“Yes, lets just stop spinning it, the 3/5ths Compromise, so ignorantly attributed to racist southerners and demagogued to infinity, was a compromise insisted upon by northern interests, who did not want slaves counted as fully human in order to prevent Congressional reapportionment from shifting political power to the south.”
Why is it that the Southern States who wanted slaves to be counted as a whole person did not want to extend voting rights to those persons?
My goodness, we've got a live one here, zooming back in his wacky little wayback machine freighted with modern biases and assuming anachronistically that everybody had voting rights in the antebellum era.
Who had voting rights and who did not, trumandogz? And, why? Did noncitizens? Did women? Did the newly naturalized? Did even the unlanded, owning no property, in many instances? What were people living under bondage in your mind trumandogz, citizens? Was this a uniquely southern American concept, in all the world? Where did it come from and who practiced it? And, when and where has it fully and finally been put to an end?

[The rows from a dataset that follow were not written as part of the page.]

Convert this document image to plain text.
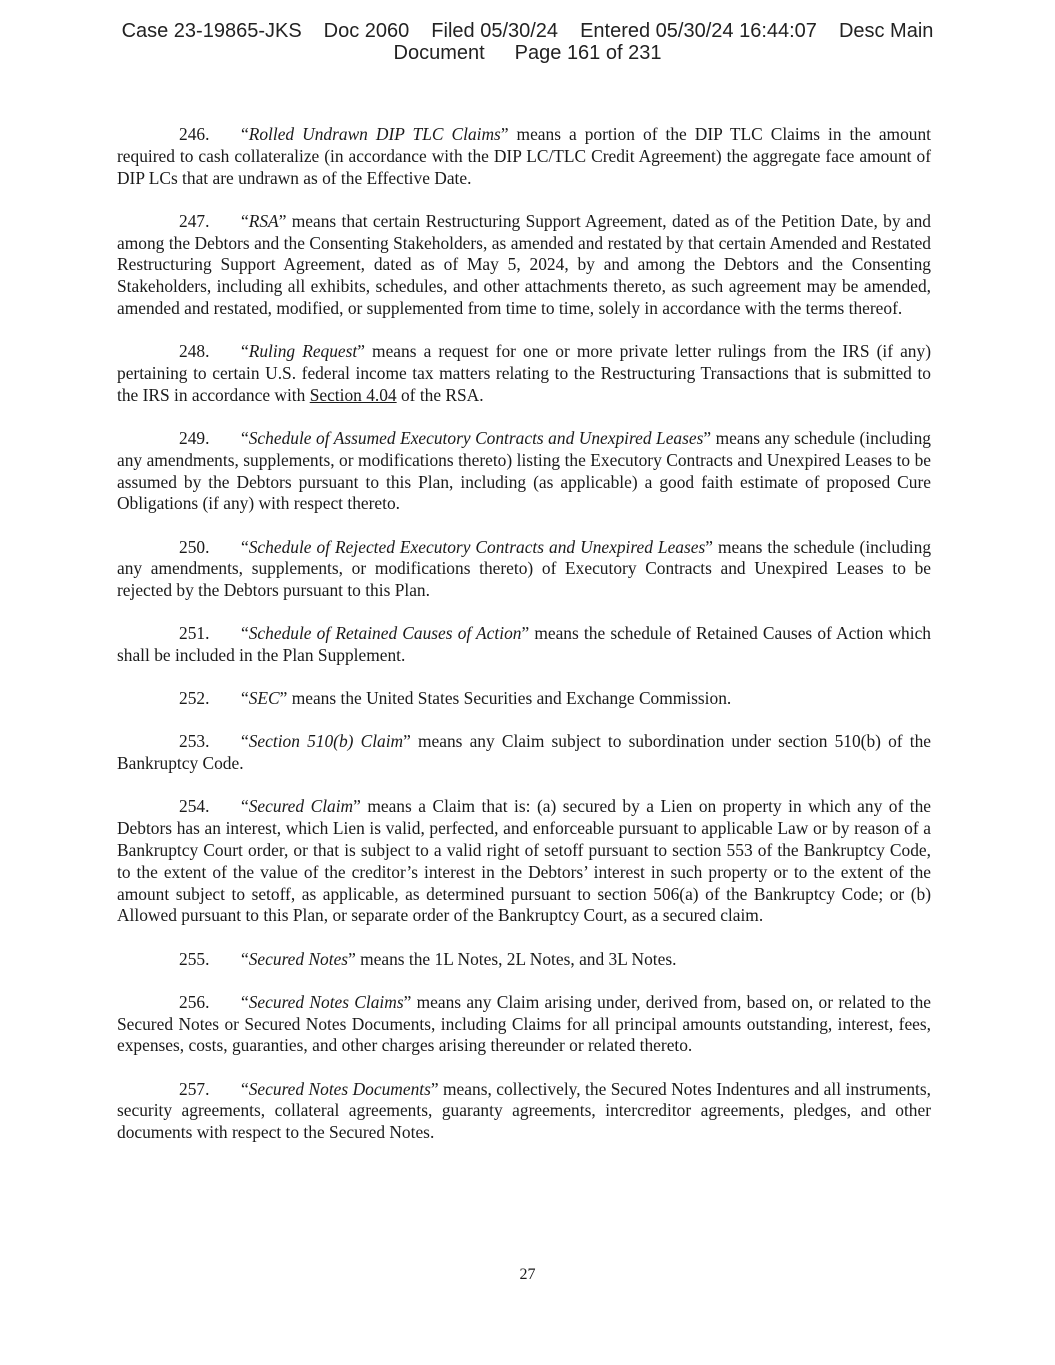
Case 23-19865-JKS Doc 2060 Filed 05/30/24 Entered 05/30/24 16:44:07 Desc Main
Document Page 161 of 231

246. “Rolled Undrawn DIP TLC Claims” means a portion of the DIP TLC Claims in the amount required to cash collateralize (in accordance with the DIP LC/TLC Credit Agreement) the aggregate face amount of DIP LCs that are undrawn as of the Effective Date.

247. “RSA” means that certain Restructuring Support Agreement, dated as of the Petition Date, by and among the Debtors and the Consenting Stakeholders, as amended and restated by that certain Amended and Restated Restructuring Support Agreement, dated as of May 5, 2024, by and among the Debtors and the Consenting Stakeholders, including all exhibits, schedules, and other attachments thereto, as such agreement may be amended, amended and restated, modified, or supplemented from time to time, solely in accordance with the terms thereof.

248. “Ruling Request” means a request for one or more private letter rulings from the IRS (if any) pertaining to certain U.S. federal income tax matters relating to the Restructuring Transactions that is submitted to the IRS in accordance with Section 4.04 of the RSA.

249. “Schedule of Assumed Executory Contracts and Unexpired Leases” means any schedule (including any amendments, supplements, or modifications thereto) listing the Executory Contracts and Unexpired Leases to be assumed by the Debtors pursuant to this Plan, including (as applicable) a good faith estimate of proposed Cure Obligations (if any) with respect thereto.

250. “Schedule of Rejected Executory Contracts and Unexpired Leases” means the schedule (including any amendments, supplements, or modifications thereto) of Executory Contracts and Unexpired Leases to be rejected by the Debtors pursuant to this Plan.

251. “Schedule of Retained Causes of Action” means the schedule of Retained Causes of Action which shall be included in the Plan Supplement.

252. “SEC” means the United States Securities and Exchange Commission.

253. “Section 510(b) Claim” means any Claim subject to subordination under section 510(b) of the Bankruptcy Code.

254. “Secured Claim” means a Claim that is: (a) secured by a Lien on property in which any of the Debtors has an interest, which Lien is valid, perfected, and enforceable pursuant to applicable Law or by reason of a Bankruptcy Court order, or that is subject to a valid right of setoff pursuant to section 553 of the Bankruptcy Code, to the extent of the value of the creditor’s interest in the Debtors’ interest in such property or to the extent of the amount subject to setoff, as applicable, as determined pursuant to section 506(a) of the Bankruptcy Code; or (b) Allowed pursuant to this Plan, or separate order of the Bankruptcy Court, as a secured claim.

255. “Secured Notes” means the 1L Notes, 2L Notes, and 3L Notes.

256. “Secured Notes Claims” means any Claim arising under, derived from, based on, or related to the Secured Notes or Secured Notes Documents, including Claims for all principal amounts outstanding, interest, fees, expenses, costs, guaranties, and other charges arising thereunder or related thereto.

257. “Secured Notes Documents” means, collectively, the Secured Notes Indentures and all instruments, security agreements, collateral agreements, guaranty agreements, intercreditor agreements, pledges, and other documents with respect to the Secured Notes.

27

Your strange skewing of history via the lense of current law and societal taboo is known as "historicism," and while you're not alone, you're one of the primary purveyors of such on FR. You'll continue to not have a clue so long as you continue on your Quixotic way in believing this garbage.
It wasn’t just blacks that couldn’t vote, you had to be male and a land owner....although I don’t know about the blacks that held slaves themselves...
One thing at a time.
Most voting privileges were reserved for landowners.
You are turning history upside down. Under the Constitution the more heads a state could count, the more representatives in congress it would have. Those opposed to slavery argued that slaves should not count since they were represented. The large slave holding states argued that everyone should count. The compromise reached in the Constitutional Convention was to count slaves as 3/5 of a person.
BUT........... that 3/5 number had a history.
Only four years earlier in 1783 an amendment to the Articles of Confederation was proposed to change the basis for determining the wealth of each state, and hence its tax obligations, from real estate to total population. At that time, the large slave states argued that slaves should not count. The other states argued that everyone should count.
A compromise was reached that called for counting slaves as 3/5 of a person. The amendment eventually failed falling two states short of the unanimous approval required for amending the Articles of Confederation (New Hampshire and New York were opposed). But all of the large slave states supported it.
So when it came to paying taxes on their 'chattel property' they did not want them counted. But when that same chattel could mean more power in Congress, they wanted slaves counted. And in both instances, they were willing to go with the 3/5 count.
I will say then that I am not, nor ever have been in favor of bringing about in anyway the social and political equality of the white and black races that I am not nor ever have been in favor of making voters or jurors of negroes, nor of qualifying them to hold office, nor to intermarry with white people; and I will say in addition to this that there is a physical difference between the white and black races which I believe will forever forbid the two races living together on terms of social and political equality. And inasmuch as they cannot so live, while they do remain together there must be the position of superior and inferior, and I as much as any other man am in favor of having the superior position assigned to the white race. I say upon this occasion I do not perceive that because the white man is to have the superior position the negro should be denied everything.
by:
Abraham Lincoln
(1809-1865) 16th US President
Source:
Fourth Debate with Stephen A. Douglas at Charleston, Illinois, September 18, 1858
(The Collected Works of Abraham Lincoln edited by Roy P. Basler, Volume III, pp. 145-146.)